Stefan Kaltenbrunner <stefan@kaltenbrunner.cc> writes:
> On 11/20/2013 08:35 PM, eduardoa@mirthcorp.com wrote:
>> The following bug has been logged on the website:
>>
>> Bug reference: 8612
>> Logged by: Eduardo Armendariz
>> Email address: eduardoa@mirthcorp.com
>> PostgreSQL version: 9.0.13
>> Operating system: CentOS
>> Description:
>>
>> Ran out of disk space and postgres shut down. Recovered enough disk space
>> for database to be operational. Truncated the largest table in the database,
>> the message table. This table had over 600gb of data.
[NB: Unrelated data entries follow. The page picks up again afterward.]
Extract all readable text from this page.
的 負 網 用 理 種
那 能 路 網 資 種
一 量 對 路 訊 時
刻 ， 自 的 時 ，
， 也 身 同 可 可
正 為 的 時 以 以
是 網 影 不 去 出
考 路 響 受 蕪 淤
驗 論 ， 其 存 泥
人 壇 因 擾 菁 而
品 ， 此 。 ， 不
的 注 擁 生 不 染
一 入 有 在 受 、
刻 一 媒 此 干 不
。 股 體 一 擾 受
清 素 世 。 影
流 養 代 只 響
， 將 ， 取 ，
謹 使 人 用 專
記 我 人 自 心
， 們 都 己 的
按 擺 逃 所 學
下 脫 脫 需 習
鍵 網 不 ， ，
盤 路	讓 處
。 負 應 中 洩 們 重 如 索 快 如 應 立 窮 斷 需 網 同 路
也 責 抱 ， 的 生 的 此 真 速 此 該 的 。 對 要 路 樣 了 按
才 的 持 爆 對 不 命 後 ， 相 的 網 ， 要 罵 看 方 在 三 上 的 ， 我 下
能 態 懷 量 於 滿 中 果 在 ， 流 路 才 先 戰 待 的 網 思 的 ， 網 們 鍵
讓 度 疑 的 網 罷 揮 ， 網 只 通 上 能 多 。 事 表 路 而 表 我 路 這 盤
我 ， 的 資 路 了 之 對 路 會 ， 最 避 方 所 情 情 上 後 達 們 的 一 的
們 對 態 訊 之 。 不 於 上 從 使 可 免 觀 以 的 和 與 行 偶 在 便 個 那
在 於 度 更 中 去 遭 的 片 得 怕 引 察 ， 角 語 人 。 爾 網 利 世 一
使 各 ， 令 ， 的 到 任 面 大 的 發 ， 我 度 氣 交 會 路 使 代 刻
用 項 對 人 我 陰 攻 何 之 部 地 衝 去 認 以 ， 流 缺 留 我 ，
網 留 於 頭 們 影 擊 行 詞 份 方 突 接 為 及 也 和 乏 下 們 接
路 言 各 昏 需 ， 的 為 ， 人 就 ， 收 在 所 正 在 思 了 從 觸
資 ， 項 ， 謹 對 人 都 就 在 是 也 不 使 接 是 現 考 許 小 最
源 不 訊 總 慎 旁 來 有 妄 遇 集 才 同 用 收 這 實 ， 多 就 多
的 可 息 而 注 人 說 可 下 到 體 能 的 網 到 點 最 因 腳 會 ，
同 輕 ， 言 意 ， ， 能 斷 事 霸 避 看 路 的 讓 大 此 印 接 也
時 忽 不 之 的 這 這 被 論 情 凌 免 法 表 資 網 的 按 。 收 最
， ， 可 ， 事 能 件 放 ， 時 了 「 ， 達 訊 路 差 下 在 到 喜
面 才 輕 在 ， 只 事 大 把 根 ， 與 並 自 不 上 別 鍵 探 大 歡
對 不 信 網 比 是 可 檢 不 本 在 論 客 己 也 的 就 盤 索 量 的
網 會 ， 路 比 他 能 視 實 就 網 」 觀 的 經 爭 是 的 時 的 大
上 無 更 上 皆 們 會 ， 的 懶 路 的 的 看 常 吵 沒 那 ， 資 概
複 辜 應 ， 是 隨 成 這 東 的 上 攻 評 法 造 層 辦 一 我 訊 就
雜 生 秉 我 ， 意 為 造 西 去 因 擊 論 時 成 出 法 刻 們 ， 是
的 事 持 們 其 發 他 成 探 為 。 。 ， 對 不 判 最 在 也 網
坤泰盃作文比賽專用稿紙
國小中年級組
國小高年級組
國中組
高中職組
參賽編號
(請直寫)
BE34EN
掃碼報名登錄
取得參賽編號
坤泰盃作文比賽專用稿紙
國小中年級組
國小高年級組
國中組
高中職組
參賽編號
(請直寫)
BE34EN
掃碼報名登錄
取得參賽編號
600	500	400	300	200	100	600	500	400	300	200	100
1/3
The result of the
>> truncate was that only about 200gb of the data was actually released to the
>> OS.
> sure that no other backend was/is actually still a file-handle
> referenced? That open filehandle will prevent the OS from showing up the
> freed space on the filesystem and can happen if you have backends still
> running that once referenced the table now truncated and have not done
> any work since you did the truncate (like a large connection pool or
> idle client connections, maybe an open psql session or something like that).
I think recent versions of PG contain logic that should ensure such open
handles will be released within a reasonable period of time (like one
checkpoint cycle). 9.0 I wouldn't bet on, though. If nothing else, a
quick shutdown-and-restart of the database should release the space.